El problema de todo ésto, es que en un estado de las autonomías dónde educación y sanidad están transferidas, los desvaríos, desmanes y comportamientos deshonestos de los políticos de cada región hace que cada vez tengamos mayores posibilidades de tener españoles de primera y de segunda en función de la moralidad y competencia de los dirigentes autonómicos del momento. Nuestros padres y abuenos lucharon por un estado de bienestar que hoy en día se tambalea en buena medida por la incompetencia de quiénes nos dirigen. Y buena parte del problema deriva de quiénes llegan a la política.
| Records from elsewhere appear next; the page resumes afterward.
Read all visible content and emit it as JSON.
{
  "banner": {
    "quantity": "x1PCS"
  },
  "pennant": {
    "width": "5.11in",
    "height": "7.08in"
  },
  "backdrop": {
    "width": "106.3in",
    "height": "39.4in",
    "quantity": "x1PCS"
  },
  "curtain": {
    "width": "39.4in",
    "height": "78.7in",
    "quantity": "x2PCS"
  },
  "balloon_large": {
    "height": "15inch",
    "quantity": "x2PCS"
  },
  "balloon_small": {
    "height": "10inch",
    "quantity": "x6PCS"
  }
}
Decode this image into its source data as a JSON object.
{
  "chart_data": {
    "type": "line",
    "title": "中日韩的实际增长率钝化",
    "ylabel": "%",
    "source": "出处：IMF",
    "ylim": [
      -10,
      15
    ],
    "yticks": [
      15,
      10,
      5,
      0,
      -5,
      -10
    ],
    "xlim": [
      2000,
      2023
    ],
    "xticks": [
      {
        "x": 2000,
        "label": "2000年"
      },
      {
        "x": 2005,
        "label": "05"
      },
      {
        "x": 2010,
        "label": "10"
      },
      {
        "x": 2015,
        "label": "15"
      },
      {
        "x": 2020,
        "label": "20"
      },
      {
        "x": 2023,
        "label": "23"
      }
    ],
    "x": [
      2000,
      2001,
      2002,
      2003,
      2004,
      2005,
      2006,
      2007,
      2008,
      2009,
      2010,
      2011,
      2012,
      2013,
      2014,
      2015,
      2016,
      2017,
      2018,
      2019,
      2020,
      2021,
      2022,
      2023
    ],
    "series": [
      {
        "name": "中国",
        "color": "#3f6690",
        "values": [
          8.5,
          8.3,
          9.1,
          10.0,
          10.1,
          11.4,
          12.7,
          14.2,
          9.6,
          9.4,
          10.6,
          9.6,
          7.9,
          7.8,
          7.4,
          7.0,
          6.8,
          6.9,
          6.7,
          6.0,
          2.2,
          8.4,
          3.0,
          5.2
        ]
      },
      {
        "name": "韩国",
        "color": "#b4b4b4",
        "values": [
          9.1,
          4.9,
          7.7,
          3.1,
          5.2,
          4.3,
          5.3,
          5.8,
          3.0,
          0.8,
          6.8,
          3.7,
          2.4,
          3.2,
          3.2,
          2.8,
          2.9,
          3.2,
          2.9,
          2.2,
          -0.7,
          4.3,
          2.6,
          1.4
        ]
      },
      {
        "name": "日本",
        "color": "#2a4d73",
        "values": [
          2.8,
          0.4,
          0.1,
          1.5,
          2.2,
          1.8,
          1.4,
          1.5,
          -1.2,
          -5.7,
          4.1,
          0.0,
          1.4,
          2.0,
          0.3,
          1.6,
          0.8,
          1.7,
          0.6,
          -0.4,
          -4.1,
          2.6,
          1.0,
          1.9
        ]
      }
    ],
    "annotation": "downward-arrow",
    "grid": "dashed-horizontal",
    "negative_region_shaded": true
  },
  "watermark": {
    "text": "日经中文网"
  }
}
No hay meritocracia, falta actitud de servicio, pero sobre todo valores, justo lo que nos ha llevado a dónde estamos.




6 comentarios:

Fernando López Fernández dijo...

¿sabes lo triste de todo Fernando? Que luego les votamos y se lo permitimos. No aprendemos.
Un abrazo

Katy dijo...

Que tristeza constatar todo esto y no poder discrepar porque te has quedado corto encima. Parece que vivimos en el pais de Alibaba y los 40 ladrones.
Viva la fiesta. Pero todo tiene su fin y a cada cerdo le llega su San Martín.
Un abrazo

Fernando dijo...

Hola Fernando! Millones de gracias por pasarte, como siempre. Además de tener razón en lo que apuntas, lo grave es que estas cosas las empezamos a ver como normales, cuándo no deberían serlo. Tremendo

Un fuerte abrazo

Fernando dijo...

Hola Katy: Pues sí, me he quedado corto, tienes razón, pero he cogido los casos que más me han impactado. Estoy de acuerdo contigo, el tiempo pone a cada uno en su sitio, aunque como matiza el gran Francisco Alcaide, a veces a largo plazo..

Un fuerte abrazo

Pedja dijo...

Y si resulta que si tenemos lo que nos merecemos?. Quiero decir, que los políticos nacen de la sociedad en la que viven, no son especiales. El problema e Italia no es Berlusconi, el verdadero problema es que la gran mayoría de los italianos quieren ser como Berlusconi, montar las mismas fiestas y trtar de evadir los impuestos.

Y en España?. Resulta que hay facturas con IVA y sin IVA, que hay bancos que no declaran cuáles son sus verdaderas deudas, parados con Iphone y aspirantes a una fama efímera de Gran Hermano pero con mucho dinero. Conozco amas de casa aferradas a un televisor y directivos mentirosos.

Sin caer en juzgar a nadie pero quizás sí tenemos lo que nos merecemos. Con todo, creo que hay una esperanza, jueces que trabajan, funcionarios que dan la talla de forma callada y discreta, empresas rentables y sostenibles, sigamos mejorando para poder merecernos mejores políticos, gran post Ferra, un abrazo.

Fernando dijo...

¡Hola Pedro! Mil gracias por pasarte! Gran reflexión, desde luego, y estoy de acuerdo contigo pero con matices. Los políticos salen, efectivamente, de nuestra sociedad.

Pero de nuestra sociedad, como bien apuntas, también sale gente brillante que dignifica el servicio público y la empresa privada. Me pregunto por qué los mejores no acaban dirigiendo nuestros países como norma general.

Por último muy de acuerdo contigo en la crítica. No podemos pedir honestidad a nuestros políticos si los primeros que defraudamos y engañamos somos los ciudadanos de a pie.

Mil gracias por los halagos. Se agradecen el doble viniendo de ti! Un fuerte abrazo!